Watchmen : Everydoby should watch the watchmen

Alors que les super-héros se déversent de toutes parts sur les écrans et qu’on n’a pas vu de proposition ambitieuse et audacieuse dans le genre depuis Logan, voilà que Watchmen, roman graphique d’Alan Moore et Dave Gibbons, pièce maîtresse absolue et inégalée du genre, est adaptée en série. Quelle curieuse idée que voilà mais ô combien excitante en sachant que c’est à Damon Lindelof, brillant showrunner (Lost, The Leftovers) qu’a été confié le projet et que c’est avec la ferme volonté de respecter l’esprit de l’œuvre originale que le scénariste s’est attelé à cette mini-série (c’est en tout cas ainsi qu’il l’a conçu, la suite nous dira si une saison 2 est commandée) de neuf épisodes, pensée comme une suite au comics, se déroulant à notre époque.

L’idée même de s’approprier Watchmen était foncièrement casse-gueule (pour preuve, les comics Before Watchmen sont assez inégaux) mais Lindelof a su dès le début créer une attente autour de la série avec une belle intelligence, marchant dans les pas d’Alan Moore sans pour autant s’y caler, le respectant avec une belle déférence (qui ne sera jamais assez suffisante pour certains gardiens du temple) tout en osant y caler ses propres idées et réflexions. Attention cependant, il faudra avoir lu le comics pour pouvoir se plonger dans la série, celle-ci ne prenant aucun gant avec les néophytes, construisant son univers en se moquant bien éperdument de ceux qui seraient perdus en cours de route. Un sacré pari, s’avérant gagnant car permettant de gagner du temps et de jouer avec le spectateur qui s’amusera dès le premier épisode à retrouver les références à l’œuvre originale.

Il n’est cependant pas question pour Damon Lindelof de faire du fan-service mais, à travers cette suite, prolonger la mythologie créée par Alan Moore et Dave Gibbons sans avoir peur de se l’approprier. Il en résulte, n’osons pas peur de le dire, un véritable miracle puisque la magie opère sans jamais nous forcer la main et si le début de la série est un peu laborieux, à partir de l’épisode 5, elle n’aura de cesse d’aller de coup de génie narratif en coup de génie narratif via des procédés guère étonnants pour qui aura vu les précédentes séries sur lesquelles Lindelof a travaillé, le formidable et touchant épisode 5 travaillant la même veine que The Leftovers quand l’épisode 6 et 8 vont chercher du côté de la richesse du récit de Lost, le huitième rappelant l’épisode The Constant de la saison 4 de Lost centré sur le personnage de Desmond avec la même portée émotionnelle (les vrais sauront).

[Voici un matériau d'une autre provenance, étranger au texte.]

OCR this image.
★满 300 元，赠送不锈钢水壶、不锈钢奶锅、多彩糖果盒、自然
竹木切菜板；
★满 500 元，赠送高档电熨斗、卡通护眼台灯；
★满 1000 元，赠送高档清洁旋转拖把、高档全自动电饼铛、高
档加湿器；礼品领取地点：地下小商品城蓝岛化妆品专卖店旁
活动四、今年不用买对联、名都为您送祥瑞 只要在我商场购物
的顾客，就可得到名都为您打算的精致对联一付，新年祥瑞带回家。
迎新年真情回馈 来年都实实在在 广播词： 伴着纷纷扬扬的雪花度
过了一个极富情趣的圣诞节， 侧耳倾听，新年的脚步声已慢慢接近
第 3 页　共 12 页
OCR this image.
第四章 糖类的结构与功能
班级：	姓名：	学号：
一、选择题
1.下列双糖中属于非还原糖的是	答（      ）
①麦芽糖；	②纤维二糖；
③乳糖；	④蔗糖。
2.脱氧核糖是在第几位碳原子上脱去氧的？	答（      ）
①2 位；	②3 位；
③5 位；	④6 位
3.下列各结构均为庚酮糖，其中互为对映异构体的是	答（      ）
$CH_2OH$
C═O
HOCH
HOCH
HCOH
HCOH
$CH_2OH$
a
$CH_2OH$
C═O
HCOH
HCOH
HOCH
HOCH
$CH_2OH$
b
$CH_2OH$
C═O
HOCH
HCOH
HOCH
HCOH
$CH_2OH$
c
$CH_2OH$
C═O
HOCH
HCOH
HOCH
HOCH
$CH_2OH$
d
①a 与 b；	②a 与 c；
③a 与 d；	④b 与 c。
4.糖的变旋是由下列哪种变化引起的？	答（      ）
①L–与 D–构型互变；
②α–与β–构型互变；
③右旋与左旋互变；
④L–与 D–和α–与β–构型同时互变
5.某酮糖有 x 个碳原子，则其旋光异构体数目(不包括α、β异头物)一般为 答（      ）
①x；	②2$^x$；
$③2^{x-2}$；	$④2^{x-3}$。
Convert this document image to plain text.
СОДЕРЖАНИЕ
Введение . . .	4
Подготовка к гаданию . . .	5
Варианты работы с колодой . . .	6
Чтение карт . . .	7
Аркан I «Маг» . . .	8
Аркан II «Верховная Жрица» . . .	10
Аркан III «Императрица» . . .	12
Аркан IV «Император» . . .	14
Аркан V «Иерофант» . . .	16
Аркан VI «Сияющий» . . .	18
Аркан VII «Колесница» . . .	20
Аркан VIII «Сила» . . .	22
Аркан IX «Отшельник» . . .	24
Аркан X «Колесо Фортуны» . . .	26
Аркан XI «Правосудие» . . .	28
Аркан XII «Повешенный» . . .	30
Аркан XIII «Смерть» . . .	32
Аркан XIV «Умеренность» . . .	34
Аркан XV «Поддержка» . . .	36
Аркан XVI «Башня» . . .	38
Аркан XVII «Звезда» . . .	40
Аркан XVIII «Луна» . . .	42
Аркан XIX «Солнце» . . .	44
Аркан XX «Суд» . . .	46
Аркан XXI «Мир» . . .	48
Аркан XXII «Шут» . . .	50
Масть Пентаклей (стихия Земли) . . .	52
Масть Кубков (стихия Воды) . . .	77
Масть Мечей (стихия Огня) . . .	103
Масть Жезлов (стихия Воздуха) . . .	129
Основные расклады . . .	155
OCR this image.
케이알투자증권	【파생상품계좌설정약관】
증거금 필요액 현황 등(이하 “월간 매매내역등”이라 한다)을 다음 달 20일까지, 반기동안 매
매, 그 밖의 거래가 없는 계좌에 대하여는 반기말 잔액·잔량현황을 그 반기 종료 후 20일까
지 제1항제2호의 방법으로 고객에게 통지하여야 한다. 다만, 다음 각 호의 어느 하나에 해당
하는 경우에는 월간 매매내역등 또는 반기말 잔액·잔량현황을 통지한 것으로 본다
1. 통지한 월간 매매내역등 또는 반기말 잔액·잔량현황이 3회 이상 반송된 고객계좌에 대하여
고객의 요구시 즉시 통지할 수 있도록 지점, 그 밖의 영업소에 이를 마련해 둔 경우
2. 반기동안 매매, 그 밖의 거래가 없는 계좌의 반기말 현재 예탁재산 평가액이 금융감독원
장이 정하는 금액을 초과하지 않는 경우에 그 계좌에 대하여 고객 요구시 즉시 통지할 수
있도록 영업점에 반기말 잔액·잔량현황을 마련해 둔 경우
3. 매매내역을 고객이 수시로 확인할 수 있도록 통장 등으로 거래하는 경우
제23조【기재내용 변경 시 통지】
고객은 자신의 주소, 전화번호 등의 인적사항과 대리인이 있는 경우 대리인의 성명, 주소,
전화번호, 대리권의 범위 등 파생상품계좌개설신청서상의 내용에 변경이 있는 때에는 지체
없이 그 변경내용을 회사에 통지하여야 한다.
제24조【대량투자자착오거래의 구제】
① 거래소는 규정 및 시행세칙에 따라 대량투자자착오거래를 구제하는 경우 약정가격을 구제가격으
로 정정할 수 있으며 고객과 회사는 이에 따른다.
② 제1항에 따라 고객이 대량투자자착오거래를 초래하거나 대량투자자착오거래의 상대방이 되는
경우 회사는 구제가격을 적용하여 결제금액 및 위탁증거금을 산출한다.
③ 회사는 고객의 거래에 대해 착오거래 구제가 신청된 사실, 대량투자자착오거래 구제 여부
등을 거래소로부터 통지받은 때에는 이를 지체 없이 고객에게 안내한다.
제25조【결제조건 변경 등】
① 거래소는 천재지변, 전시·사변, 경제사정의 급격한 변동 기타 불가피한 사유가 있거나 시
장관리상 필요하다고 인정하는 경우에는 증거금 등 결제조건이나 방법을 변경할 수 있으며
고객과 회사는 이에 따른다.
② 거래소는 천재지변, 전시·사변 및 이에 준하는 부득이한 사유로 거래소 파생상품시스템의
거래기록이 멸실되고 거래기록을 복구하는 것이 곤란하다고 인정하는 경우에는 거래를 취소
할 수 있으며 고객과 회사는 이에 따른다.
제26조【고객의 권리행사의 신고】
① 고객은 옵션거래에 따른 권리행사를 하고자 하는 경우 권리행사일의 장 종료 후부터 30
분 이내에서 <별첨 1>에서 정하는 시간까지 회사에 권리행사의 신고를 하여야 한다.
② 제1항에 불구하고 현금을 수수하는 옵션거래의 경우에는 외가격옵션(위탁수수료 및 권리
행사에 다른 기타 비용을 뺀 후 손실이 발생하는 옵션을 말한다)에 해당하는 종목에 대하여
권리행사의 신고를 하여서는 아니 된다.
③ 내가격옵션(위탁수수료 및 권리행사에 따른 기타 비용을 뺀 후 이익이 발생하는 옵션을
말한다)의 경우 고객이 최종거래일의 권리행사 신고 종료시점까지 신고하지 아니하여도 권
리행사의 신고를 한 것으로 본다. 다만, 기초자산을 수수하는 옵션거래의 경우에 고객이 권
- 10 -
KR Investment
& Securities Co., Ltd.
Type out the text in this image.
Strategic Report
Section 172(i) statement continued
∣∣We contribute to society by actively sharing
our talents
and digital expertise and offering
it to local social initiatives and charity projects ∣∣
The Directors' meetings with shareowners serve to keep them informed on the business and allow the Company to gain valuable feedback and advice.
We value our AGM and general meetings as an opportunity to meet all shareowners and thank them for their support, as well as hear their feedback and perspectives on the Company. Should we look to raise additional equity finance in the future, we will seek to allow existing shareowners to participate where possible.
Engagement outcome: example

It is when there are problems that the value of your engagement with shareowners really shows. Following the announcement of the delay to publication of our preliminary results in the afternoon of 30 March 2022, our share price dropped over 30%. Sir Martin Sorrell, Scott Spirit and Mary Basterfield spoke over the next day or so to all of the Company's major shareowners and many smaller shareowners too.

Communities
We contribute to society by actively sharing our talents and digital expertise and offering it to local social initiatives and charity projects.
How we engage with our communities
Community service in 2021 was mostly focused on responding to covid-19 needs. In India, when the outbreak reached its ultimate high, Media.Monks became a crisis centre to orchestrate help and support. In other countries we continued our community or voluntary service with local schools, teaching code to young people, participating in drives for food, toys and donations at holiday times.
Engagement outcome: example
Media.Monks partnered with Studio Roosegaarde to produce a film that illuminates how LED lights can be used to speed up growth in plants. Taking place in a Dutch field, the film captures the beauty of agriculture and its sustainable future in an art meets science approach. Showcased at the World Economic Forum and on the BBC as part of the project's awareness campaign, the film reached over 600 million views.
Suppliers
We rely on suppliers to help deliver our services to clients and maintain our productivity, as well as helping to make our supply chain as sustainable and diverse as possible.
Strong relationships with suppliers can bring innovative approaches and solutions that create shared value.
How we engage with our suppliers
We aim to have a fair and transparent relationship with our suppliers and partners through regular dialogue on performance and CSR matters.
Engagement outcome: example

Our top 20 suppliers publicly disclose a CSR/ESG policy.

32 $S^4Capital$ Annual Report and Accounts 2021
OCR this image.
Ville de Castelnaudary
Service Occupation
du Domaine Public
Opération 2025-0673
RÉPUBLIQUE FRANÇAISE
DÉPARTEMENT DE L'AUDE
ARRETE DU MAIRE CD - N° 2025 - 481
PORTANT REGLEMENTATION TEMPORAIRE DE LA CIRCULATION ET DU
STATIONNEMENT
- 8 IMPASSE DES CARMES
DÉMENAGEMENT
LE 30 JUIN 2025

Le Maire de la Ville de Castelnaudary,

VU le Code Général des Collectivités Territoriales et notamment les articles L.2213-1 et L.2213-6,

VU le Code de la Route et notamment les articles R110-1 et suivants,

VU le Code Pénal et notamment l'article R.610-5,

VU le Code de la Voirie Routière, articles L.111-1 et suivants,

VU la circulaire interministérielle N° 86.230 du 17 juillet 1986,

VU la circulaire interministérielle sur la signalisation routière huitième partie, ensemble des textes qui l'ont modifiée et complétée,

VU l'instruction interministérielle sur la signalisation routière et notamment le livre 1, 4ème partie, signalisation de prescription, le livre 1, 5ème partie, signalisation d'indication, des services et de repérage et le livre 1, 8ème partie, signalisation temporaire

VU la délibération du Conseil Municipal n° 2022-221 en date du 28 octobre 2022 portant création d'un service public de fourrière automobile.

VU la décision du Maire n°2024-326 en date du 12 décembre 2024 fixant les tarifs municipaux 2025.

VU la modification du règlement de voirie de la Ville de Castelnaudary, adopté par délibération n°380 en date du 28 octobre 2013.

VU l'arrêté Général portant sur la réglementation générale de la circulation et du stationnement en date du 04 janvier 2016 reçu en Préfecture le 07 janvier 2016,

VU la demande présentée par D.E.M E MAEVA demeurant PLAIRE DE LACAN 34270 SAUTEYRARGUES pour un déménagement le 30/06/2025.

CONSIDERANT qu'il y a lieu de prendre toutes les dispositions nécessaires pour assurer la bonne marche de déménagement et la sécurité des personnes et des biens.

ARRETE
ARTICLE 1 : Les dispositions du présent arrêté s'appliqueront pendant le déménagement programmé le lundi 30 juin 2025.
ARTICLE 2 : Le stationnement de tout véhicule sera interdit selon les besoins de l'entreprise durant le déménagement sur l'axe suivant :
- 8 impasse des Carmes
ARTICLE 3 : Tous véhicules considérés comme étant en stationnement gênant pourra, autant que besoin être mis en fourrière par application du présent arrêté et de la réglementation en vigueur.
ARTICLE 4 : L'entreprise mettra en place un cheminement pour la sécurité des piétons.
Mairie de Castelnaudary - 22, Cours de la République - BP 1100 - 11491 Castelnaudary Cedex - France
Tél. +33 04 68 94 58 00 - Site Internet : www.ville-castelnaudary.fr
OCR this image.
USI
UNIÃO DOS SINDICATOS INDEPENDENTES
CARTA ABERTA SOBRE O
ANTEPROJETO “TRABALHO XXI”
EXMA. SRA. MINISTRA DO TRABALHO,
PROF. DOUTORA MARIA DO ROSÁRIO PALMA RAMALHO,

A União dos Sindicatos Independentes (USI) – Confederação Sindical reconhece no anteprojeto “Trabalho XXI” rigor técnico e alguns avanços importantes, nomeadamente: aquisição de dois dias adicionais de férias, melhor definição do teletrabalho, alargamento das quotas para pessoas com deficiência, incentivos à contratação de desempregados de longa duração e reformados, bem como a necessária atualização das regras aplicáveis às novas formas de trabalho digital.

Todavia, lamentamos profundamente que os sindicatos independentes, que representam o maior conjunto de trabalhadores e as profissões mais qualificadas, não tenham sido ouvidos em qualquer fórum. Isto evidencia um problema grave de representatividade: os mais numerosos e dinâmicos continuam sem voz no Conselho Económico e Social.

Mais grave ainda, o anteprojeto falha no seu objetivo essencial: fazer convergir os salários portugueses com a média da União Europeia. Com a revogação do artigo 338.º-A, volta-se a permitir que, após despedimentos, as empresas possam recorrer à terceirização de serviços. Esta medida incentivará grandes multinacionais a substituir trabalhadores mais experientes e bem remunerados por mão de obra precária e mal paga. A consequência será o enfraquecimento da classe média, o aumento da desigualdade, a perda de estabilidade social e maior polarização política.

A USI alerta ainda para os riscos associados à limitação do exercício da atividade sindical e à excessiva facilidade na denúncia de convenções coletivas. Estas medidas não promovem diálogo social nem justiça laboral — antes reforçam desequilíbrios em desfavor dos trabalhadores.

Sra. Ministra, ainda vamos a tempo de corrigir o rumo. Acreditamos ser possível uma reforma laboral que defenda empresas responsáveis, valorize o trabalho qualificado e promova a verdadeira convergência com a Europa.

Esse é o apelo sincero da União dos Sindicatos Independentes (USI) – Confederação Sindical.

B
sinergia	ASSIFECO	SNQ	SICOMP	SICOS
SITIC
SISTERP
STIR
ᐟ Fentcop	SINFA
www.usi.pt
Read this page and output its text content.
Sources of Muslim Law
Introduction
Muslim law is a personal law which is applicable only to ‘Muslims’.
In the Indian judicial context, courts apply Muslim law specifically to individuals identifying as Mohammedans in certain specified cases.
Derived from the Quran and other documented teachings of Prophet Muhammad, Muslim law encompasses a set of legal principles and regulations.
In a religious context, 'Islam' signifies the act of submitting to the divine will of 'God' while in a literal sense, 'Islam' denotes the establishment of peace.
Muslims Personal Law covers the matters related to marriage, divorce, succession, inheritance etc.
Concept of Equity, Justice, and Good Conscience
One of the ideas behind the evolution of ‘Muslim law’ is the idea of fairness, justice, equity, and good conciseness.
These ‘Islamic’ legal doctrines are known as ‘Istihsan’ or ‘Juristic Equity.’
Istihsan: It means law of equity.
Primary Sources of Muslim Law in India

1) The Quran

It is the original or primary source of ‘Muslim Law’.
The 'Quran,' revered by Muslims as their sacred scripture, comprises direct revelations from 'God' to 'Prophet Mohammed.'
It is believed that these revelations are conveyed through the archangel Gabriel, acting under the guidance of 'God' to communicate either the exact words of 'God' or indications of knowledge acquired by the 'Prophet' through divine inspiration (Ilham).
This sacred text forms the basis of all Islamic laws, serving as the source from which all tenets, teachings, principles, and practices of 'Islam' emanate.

Mais que raconte donc Watchmen ? En filigrane, comme Moore l’avait fait en 1986, il raconte une époque. Nous sommes en 2019 : alors que le Docteur Manhattan s’est exilé sur Mars, qu’Ozymandias se fait passer pour mort, que Laurie est devenue agent du FBI et que de fréquentes pluies de calamars continuent de s’abattre sur un monde où Robert Redford est président des États-Unis, un groupe de suprémacistes blancs portant des masques de Rorschach œuvre en Oklahoma sur un mystérieux plan qui leur permettrait de gouverner le monde. Angela Abar, policière contrainte de porter un masque comme tous ses autres collègues suite à une sanglante nuit d’assassinats sur des policiers, va devoir faire face à un assassinat et à son passé pour résoudre cette affaire. Parallèlement, une scientifique brillante semble elle aussi travailler à un plan bien ambitieux et Ozymandias, toujours vivant, est en exil dans un étrange manoir… Nous n’irons pas plus loin sous peine de déflorer l’intrigue, évidemment riche et pleine de surprises, constituant une véritable prouesse narrative de la part d’un scénariste intelligent qui n’oublie jamais l’essence de son récit, ne se contentant pas d’être brillant juste pour le plaisir.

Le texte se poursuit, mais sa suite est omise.